After that fairly gentle start, next is a magnificent slab of noise which shuffles towards the heavier end of shoegazing. The band are Sonic Heart Foundation and I’m reminded of Curve, Bauhaus, My Bloody Valentine…actually, using a very specific reference, this track is like The Jesus and Mary Chain covering The Sisters of Mercy. This is The Storm:

Some of the most evocative and beautiful music is placed under that much derided label of folk. It’s an attitude which I’ve never understood. We’re all folk. Those who dismiss the music are only harming themselves as they are missing out on the work of James Yorkston, Alasdair Roberts, Meursault, Luke Joyce (I Build Collapsible Mountains) and so much more. This month the singer/songwriter Gary Stewart was brought to my attention and this is his EP Year And A Day. I think it’s rather gorgeous:

Next is a piece of melodic guitar pop that reminds me of lots of records which I have sitting on my shelves, the sort of sound that Scots bands seem to excel at. It could have been made at any time over the last few decades, which in this case is a good thing. From their debut EP Misery Lake, out today! (1st June),this is Yesterday by The Seven Deadly Sins:

Capitals release All These Years, their second single in as many months (you can hear the first by going to mad-march-hae). It’s more lovely electronic pop music that is perfect for the recent weather. The B-side (you know what I mean) Ode To An End is a more melancholy track which is unexpected and which suggests that they are going to make a great album someday. Working as fast as they seem to I hope to hear it soon. Here are both songs:

Stupidly, I kind of dismissed Human Don’t Be Angry after seeing them play live at this year’s Margins Festival. Although I enjoyed the set, I didn’t think it was anything special and thought that I’d heard similar music done better by the likes of Explosions in the Sky and Mogwai. I was persuaded to give the album another chance, and thank god I did (cheers Rodge) as it has been played here, there and everywhere over the last month. To be fair, what didn’t come across in that Arches gig was the influence of the electronic music of the late 70s/early 80s. There’s some Tubeway Army, pre-Dare Human League and the electronic drum sound that typified much of that music.
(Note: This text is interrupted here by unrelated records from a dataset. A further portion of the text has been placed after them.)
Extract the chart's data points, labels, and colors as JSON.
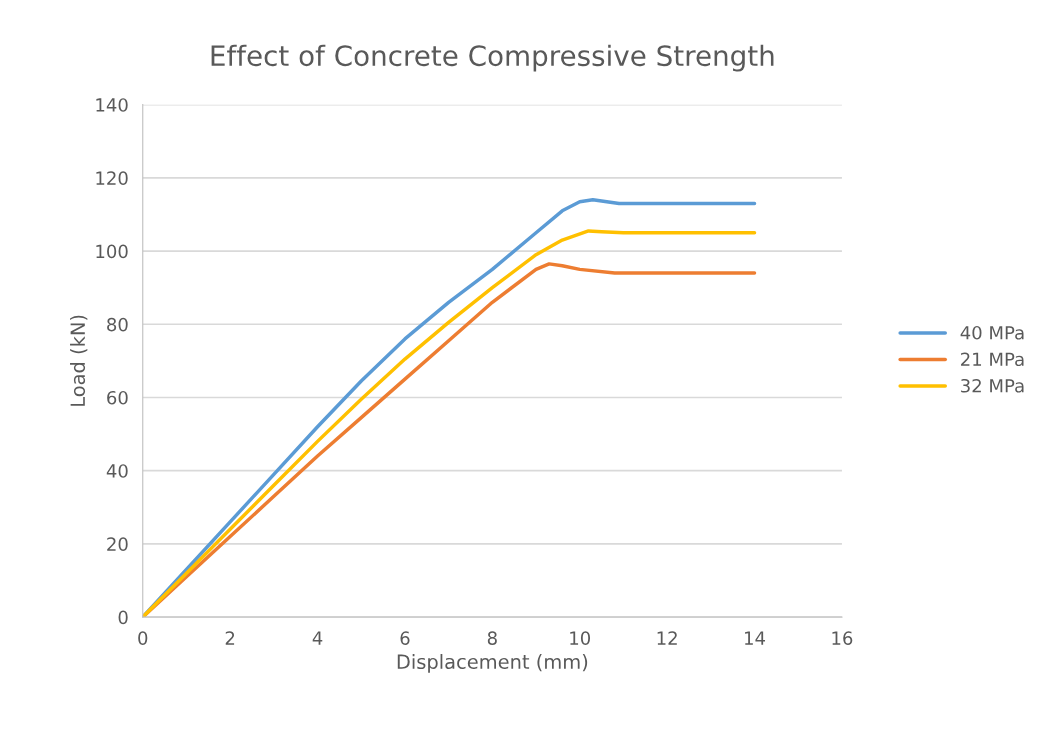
{
  "chart_data": {
    "type": "line",
    "title": "Effect of Concrete Compressive Strength",
    "xlabel": "Displacement (mm)",
    "ylabel": "Load (kN)",
    "xlim": [
      0,
      16
    ],
    "xticks": [
      0,
      2,
      4,
      6,
      8,
      10,
      12,
      14,
      16
    ],
    "ylim": [
      0,
      140
    ],
    "yticks": [
      0,
      20,
      40,
      60,
      80,
      100,
      120,
      140
    ],
    "grid": "y",
    "legend": "right",
    "marker": "none",
    "series": [
      {
        "name": "40 MPa",
        "color": "#5b9bd5",
        "x": [
          0,
          1,
          2,
          3,
          4,
          5,
          6,
          7,
          8,
          9,
          9.6,
          10,
          10.3,
          10.9,
          12,
          14
        ],
        "values": [
          0,
          13,
          26,
          39,
          52,
          64.5,
          76,
          86,
          95,
          105,
          111,
          113.5,
          114,
          113,
          113,
          113
        ]
      },
      {
        "name": "21 MPa",
        "color": "#ed7d31",
        "x": [
          0,
          1,
          2,
          3,
          4,
          5,
          6,
          7,
          8,
          9,
          9.3,
          9.6,
          10,
          10.8,
          12,
          14
        ],
        "values": [
          0,
          11,
          22,
          33,
          44,
          54.5,
          65,
          75.5,
          86,
          95,
          96.5,
          96,
          95,
          94,
          94,
          94
        ]
      },
      {
        "name": "32 MPa",
        "color": "#ffc000",
        "x": [
          0,
          1,
          2,
          3,
          4,
          5,
          6,
          7,
          8,
          9,
          9.6,
          10.2,
          10.5,
          11,
          14
        ],
        "values": [
          0,
          12,
          24,
          36,
          48,
          59.5,
          70.5,
          80.5,
          90,
          99,
          103,
          105.5,
          105.3,
          105,
          105
        ]
      }
    ]
  }
}
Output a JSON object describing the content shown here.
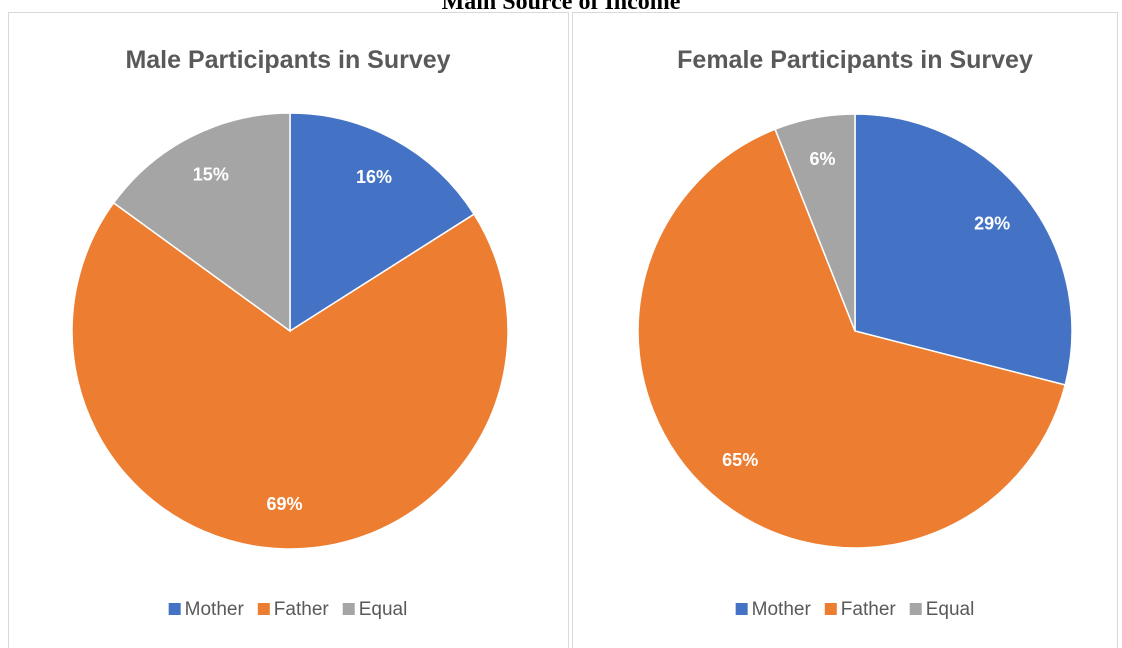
{
  "title": "Main Source of Income",
  "chart_data": [
    {
      "type": "pie",
      "title": "Male Participants in Survey",
      "categories": [
        "Mother",
        "Father",
        "Equal"
      ],
      "values": [
        16,
        69,
        15
      ],
      "value_labels": [
        "16%",
        "69%",
        "15%"
      ],
      "colors": [
        "#4472c4",
        "#ed7d31",
        "#a5a5a5"
      ],
      "legend": "bottom"
    },
    {
      "type": "pie",
      "title": "Female Participants in Survey",
      "categories": [
        "Mother",
        "Father",
        "Equal"
      ],
      "values": [
        29,
        65,
        6
      ],
      "value_labels": [
        "29%",
        "65%",
        "6%"
      ],
      "colors": [
        "#4472c4",
        "#ed7d31",
        "#a5a5a5"
      ],
      "legend": "bottom"
    }
  ]
}
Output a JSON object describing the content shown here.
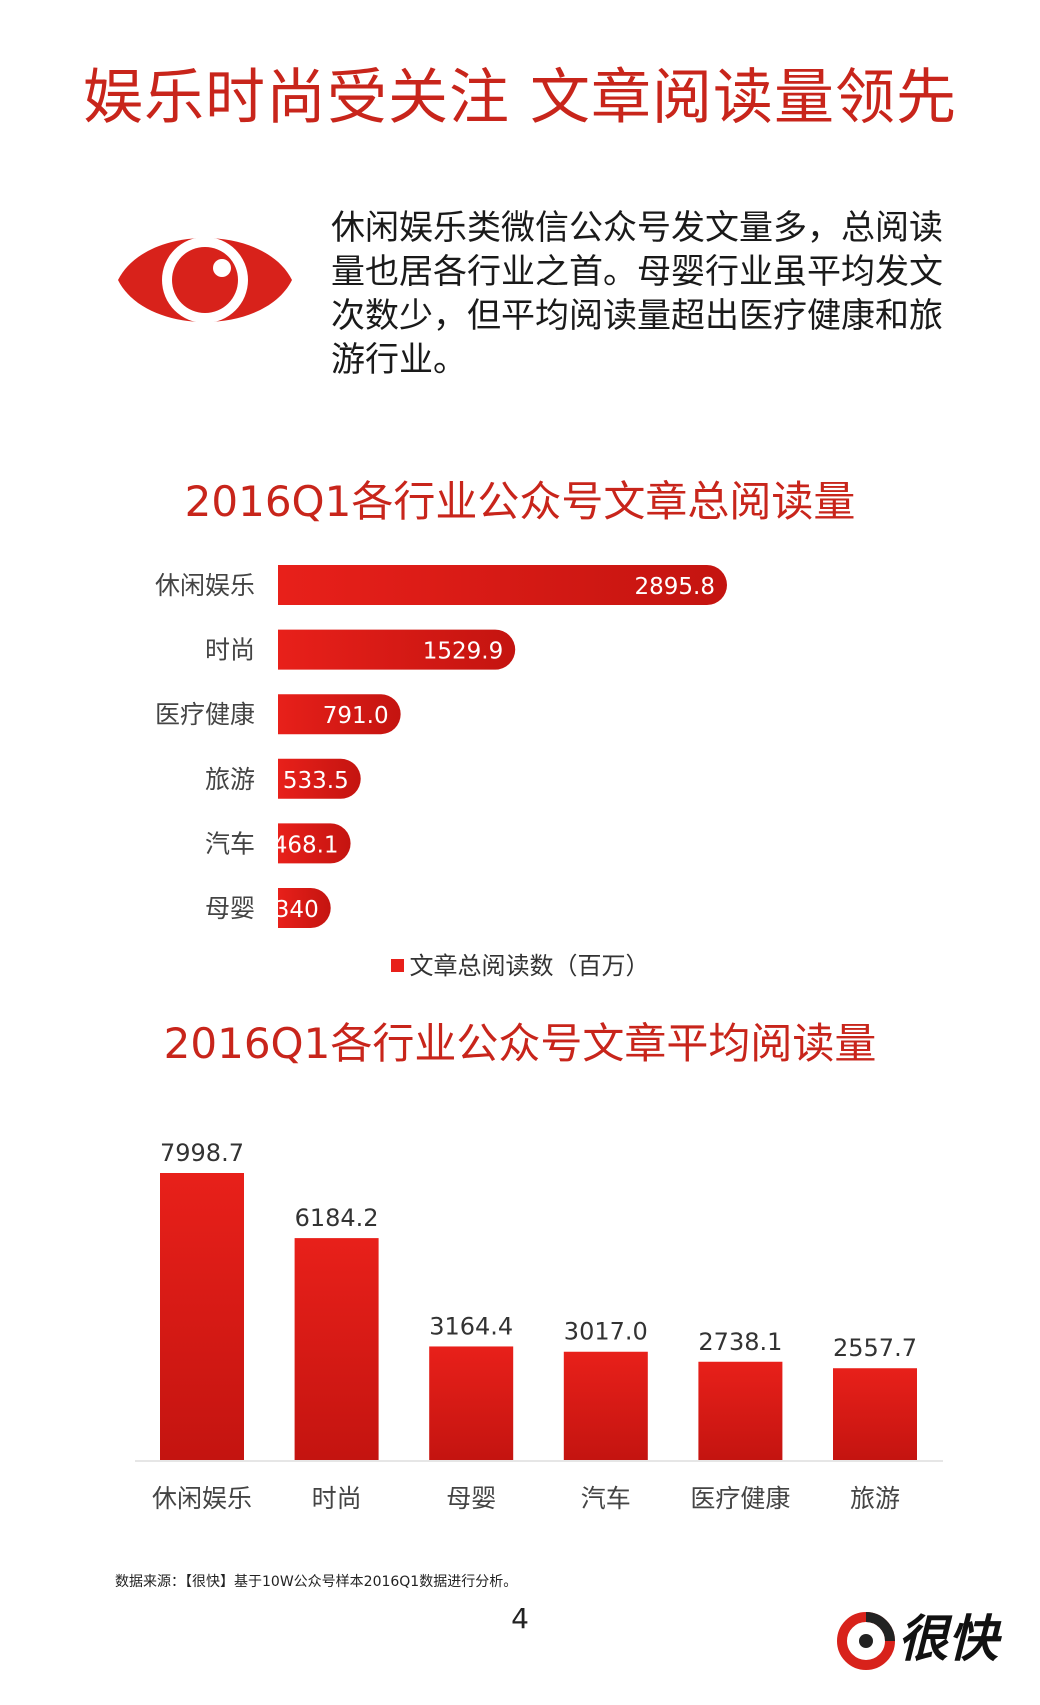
{
  "title": "娱乐时尚受关注 文章阅读量领先",
  "intro": "休闲娱乐类微信公众号发文量多，总阅读量也居各行业之首。母婴行业虽平均发文次数少，但平均阅读量超出医疗健康和旅游行业。",
  "colors": {
    "accent": "#c8251b",
    "bar_red": "#e8201a",
    "bar_dark": "#c41410"
  },
  "icons": {
    "eye": "eye-icon",
    "logo": "hengkuai-logo-icon"
  },
  "chart_data": [
    {
      "type": "bar",
      "orientation": "horizontal",
      "title": "2016Q1各行业公众号文章总阅读量",
      "categories": [
        "休闲娱乐",
        "时尚",
        "医疗健康",
        "旅游",
        "汽车",
        "母婴"
      ],
      "values": [
        2895.8,
        1529.9,
        791.0,
        533.5,
        468.1,
        340
      ],
      "value_labels": [
        "2895.8",
        "1529.9",
        "791.0",
        "533.5",
        "468.1",
        "340"
      ],
      "series_name": "文章总阅读数（百万）",
      "legend_position": "bottom",
      "xlim": [
        0,
        2895.8
      ],
      "grid": false
    },
    {
      "type": "bar",
      "orientation": "vertical",
      "title": "2016Q1各行业公众号文章平均阅读量",
      "categories": [
        "休闲娱乐",
        "时尚",
        "母婴",
        "汽车",
        "医疗健康",
        "旅游"
      ],
      "values": [
        7998.7,
        6184.2,
        3164.4,
        3017.0,
        2738.1,
        2557.7
      ],
      "value_labels": [
        "7998.7",
        "6184.2",
        "3164.4",
        "3017.0",
        "2738.1",
        "2557.7"
      ],
      "ylim": [
        0,
        7998.7
      ],
      "grid": false
    }
  ],
  "footer": {
    "source": "数据来源：【很快】基于10W公众号样本2016Q1数据进行分析。",
    "page_number": "4",
    "logo_text": "很快"
  }
}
But dinna fash Middleton fans, there’s still the melancholy, guitar and reflective lyrics that you have come to know and love. As if to make my point about the importance of the 80s, this is the single 1985:

The other albums that you should consider which were released in May are Old Jack’s Windowless Playhouse from Mummy Short Arms, Mid Air by Paul Buchanan and Tree Bursts in Snow by Admiral Fallow. I’ve written about the first two a lot over the last few months so I won’t labour the point except to say they’re both excellent, but I have to post the video for Admiral Fallow’s Tree Bursts as it’s an absolute corker:

That’s a lot of music, but there was more good stuff that didn’t quite make it, something which is always a good sign. Now, what’s next?